Der ungewöhnliche Testlauf fand nicht etwa an der Küste, sondern nahe Landshut im Mittlere-Isar-Kanal statt. Dort wurde der 18 Meter lange und 100 Kilogramm schwere Versuchsaufbau mithilfe eines Krans in die Strömung beim Stauwehr Hofham abgelassen. Die Bedingungen im Kanal – konstante 0,6 Meter pro Sekunde – entsprechen erstaunlich gut den Strömungsverhältnissen vieler Meeresstandorte.

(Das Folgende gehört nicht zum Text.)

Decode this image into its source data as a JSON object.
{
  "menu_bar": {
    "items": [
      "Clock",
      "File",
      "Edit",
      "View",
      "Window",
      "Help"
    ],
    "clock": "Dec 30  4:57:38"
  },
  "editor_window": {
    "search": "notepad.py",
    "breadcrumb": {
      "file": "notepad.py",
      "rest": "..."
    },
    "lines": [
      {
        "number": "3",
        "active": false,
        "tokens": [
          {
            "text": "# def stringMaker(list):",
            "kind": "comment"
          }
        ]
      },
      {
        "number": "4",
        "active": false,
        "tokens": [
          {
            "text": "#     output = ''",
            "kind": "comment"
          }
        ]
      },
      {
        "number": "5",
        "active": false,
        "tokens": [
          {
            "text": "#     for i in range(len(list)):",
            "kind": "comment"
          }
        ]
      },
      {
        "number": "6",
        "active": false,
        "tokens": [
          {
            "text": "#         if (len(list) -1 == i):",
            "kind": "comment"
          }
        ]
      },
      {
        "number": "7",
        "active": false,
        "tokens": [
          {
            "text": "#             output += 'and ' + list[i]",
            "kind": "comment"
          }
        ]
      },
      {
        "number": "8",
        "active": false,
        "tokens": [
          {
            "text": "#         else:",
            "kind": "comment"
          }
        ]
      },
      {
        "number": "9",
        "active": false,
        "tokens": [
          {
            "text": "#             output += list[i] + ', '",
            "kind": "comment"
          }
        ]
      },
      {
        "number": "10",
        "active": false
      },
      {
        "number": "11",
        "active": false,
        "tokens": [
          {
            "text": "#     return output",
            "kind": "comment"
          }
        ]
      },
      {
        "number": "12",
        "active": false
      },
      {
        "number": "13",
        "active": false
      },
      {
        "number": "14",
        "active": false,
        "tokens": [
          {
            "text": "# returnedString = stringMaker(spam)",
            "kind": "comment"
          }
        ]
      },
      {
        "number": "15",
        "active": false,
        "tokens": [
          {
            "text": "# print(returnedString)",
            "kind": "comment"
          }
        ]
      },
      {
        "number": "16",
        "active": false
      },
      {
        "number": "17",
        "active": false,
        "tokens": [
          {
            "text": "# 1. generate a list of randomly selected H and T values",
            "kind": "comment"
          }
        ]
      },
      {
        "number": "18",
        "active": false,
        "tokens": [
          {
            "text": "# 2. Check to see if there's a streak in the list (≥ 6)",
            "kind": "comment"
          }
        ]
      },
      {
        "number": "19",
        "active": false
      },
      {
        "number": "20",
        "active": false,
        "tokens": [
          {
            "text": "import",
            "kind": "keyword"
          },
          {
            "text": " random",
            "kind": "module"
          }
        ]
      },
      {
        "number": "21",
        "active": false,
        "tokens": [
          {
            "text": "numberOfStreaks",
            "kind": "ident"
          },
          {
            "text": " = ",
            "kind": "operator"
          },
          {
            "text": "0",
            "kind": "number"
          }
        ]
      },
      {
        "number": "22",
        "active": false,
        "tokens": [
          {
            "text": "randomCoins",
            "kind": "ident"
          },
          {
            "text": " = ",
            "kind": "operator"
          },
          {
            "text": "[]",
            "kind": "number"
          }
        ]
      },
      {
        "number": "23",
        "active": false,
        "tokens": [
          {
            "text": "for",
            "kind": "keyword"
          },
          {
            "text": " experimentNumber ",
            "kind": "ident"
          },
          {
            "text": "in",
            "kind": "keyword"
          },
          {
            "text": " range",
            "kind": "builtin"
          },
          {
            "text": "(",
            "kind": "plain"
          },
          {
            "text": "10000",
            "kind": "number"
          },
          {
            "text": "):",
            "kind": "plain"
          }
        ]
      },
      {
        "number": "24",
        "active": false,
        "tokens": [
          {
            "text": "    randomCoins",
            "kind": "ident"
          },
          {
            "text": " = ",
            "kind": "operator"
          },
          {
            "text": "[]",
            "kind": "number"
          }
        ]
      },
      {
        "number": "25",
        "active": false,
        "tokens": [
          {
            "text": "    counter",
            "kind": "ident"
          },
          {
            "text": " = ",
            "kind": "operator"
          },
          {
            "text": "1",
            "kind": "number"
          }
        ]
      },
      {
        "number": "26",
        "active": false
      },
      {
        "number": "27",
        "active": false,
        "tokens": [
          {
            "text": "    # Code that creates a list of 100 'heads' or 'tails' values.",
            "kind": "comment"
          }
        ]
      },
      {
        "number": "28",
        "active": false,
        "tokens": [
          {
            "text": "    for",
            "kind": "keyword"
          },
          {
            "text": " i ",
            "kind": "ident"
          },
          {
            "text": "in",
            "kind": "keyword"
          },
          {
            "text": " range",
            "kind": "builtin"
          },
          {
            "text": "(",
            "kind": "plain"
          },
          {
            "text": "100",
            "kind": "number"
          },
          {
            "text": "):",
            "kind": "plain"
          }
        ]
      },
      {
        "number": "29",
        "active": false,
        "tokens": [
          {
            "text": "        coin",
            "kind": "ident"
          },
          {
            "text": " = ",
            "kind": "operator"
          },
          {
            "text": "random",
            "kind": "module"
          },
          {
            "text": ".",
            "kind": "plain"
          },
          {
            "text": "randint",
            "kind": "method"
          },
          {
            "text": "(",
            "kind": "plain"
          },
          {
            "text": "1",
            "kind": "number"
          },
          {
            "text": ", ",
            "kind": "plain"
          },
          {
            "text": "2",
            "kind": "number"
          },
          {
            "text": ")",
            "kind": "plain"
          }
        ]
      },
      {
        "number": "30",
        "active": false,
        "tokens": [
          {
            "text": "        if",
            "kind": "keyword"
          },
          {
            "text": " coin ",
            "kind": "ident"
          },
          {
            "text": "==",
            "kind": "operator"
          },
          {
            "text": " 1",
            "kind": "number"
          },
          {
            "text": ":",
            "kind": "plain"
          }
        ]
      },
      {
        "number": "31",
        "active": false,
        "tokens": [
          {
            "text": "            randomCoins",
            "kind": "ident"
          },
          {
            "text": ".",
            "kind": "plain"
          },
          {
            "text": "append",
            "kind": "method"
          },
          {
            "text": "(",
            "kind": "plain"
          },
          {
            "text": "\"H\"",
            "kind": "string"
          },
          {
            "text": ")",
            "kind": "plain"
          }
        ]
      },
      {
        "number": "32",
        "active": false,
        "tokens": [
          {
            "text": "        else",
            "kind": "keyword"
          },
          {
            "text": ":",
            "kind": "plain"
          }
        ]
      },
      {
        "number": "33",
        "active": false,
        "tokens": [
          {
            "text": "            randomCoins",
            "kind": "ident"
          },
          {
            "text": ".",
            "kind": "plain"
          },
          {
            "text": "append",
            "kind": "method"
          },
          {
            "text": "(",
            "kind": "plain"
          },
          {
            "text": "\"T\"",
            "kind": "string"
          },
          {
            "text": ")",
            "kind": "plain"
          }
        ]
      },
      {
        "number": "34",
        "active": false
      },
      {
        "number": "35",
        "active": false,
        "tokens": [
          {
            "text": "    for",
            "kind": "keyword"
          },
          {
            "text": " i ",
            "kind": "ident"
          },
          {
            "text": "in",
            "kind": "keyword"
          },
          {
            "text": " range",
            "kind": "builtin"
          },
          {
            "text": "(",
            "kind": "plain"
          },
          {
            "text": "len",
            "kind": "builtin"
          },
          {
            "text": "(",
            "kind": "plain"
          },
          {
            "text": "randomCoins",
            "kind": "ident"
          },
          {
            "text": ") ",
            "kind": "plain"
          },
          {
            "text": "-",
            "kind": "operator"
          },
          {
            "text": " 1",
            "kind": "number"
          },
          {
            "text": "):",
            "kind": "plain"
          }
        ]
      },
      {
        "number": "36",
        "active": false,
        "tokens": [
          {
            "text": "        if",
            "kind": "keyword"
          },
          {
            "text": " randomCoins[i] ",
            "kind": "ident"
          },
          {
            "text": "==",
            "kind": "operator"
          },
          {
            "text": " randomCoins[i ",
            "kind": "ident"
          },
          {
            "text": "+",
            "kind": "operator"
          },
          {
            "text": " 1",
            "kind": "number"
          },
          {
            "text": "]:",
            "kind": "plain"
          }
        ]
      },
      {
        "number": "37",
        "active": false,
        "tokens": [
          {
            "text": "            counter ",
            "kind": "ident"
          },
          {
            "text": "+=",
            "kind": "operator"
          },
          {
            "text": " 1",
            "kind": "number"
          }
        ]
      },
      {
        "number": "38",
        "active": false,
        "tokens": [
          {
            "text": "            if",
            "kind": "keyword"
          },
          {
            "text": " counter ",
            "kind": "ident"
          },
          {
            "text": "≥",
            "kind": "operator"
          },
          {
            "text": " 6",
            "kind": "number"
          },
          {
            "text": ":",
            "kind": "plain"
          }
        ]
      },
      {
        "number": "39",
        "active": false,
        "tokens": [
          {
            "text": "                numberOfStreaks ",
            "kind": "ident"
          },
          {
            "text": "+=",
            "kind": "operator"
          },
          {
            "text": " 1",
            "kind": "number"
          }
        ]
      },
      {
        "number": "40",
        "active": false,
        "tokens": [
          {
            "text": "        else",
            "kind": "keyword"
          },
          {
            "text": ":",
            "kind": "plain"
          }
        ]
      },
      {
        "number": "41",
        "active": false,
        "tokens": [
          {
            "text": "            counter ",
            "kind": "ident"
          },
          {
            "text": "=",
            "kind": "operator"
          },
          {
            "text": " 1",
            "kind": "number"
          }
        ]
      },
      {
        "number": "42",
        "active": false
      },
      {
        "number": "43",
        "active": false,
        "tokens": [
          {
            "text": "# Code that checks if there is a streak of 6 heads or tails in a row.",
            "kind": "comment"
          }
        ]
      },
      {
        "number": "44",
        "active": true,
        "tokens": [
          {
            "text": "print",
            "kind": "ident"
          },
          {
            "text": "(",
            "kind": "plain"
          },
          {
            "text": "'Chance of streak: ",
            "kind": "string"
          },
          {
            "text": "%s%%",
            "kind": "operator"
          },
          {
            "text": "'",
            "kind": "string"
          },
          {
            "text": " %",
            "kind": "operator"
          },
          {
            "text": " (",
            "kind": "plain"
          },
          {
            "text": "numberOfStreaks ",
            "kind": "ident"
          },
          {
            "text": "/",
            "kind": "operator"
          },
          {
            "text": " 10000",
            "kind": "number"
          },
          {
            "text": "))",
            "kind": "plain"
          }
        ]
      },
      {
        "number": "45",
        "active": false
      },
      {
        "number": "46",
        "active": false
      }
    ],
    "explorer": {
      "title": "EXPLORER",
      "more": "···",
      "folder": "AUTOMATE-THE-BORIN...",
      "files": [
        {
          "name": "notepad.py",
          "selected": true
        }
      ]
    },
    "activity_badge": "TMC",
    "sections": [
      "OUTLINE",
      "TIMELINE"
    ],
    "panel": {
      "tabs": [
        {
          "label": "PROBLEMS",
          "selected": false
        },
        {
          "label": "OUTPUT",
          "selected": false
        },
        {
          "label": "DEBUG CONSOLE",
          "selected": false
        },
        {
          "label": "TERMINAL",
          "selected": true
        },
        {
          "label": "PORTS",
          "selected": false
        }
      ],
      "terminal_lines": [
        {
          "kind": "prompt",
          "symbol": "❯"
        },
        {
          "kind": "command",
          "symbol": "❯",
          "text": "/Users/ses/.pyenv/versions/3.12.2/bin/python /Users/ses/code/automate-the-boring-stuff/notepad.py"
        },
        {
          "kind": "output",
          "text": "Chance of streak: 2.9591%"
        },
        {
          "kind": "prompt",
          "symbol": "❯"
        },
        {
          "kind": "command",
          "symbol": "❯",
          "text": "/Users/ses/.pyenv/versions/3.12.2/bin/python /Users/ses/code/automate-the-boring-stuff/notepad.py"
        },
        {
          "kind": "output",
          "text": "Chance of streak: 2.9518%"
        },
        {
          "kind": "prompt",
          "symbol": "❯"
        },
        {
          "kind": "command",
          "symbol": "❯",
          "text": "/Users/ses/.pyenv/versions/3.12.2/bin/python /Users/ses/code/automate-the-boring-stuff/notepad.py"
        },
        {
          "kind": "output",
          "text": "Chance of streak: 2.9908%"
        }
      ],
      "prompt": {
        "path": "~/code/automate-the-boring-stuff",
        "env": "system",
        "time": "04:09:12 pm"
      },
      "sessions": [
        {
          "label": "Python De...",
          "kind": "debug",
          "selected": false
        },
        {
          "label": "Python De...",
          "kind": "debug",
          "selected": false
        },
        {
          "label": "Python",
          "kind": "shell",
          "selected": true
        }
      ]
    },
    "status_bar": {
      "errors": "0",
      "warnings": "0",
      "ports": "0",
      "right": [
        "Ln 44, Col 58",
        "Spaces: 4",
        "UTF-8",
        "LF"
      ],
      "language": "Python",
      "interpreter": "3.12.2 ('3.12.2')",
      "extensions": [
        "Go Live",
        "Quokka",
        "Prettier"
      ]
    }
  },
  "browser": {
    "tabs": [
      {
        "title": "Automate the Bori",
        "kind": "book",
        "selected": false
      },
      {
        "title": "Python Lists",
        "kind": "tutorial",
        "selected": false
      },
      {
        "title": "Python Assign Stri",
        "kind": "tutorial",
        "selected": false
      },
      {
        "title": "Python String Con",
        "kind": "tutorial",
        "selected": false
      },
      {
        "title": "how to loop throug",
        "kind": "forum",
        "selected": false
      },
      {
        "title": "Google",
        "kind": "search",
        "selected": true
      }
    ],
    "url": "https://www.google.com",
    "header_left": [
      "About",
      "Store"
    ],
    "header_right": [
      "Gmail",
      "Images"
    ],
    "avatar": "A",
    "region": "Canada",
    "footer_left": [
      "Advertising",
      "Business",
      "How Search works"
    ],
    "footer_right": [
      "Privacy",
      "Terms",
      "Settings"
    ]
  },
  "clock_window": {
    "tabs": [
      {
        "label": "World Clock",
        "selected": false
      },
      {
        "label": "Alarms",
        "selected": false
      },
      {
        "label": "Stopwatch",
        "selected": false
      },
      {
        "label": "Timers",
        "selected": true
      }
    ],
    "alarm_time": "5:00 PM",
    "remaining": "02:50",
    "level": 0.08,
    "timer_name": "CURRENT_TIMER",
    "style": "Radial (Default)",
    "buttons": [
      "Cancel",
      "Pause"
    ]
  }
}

„Wir wollten herausfinden, ob unser Prototyp so funktioniert, wie wir ihn in Simulationen und im Labor entwickelt haben“, sagt Prof. Robert Meier-Staude, Strömungsmechaniker an der Fakultät für Wirtschaftsingenieurwesen der Hochschule München. Zwei Jahre Entwicklungszeit stecken in dem Projekt namens cableKites.
 

Inspiration Skilift: Kites als Antrieb 

Die Konstruktion ähnelt bewusst einem Schlepplift: An beiden Enden des Rahmens sitzen Umlenkrollen, über die ein Endlosseil läuft. Daran befestigt sind die sogenannten Kites – kleine, strömungsoptimierte Profile, die unter Wasser von der Strömung erfasst und vorwärtsgezogen werden.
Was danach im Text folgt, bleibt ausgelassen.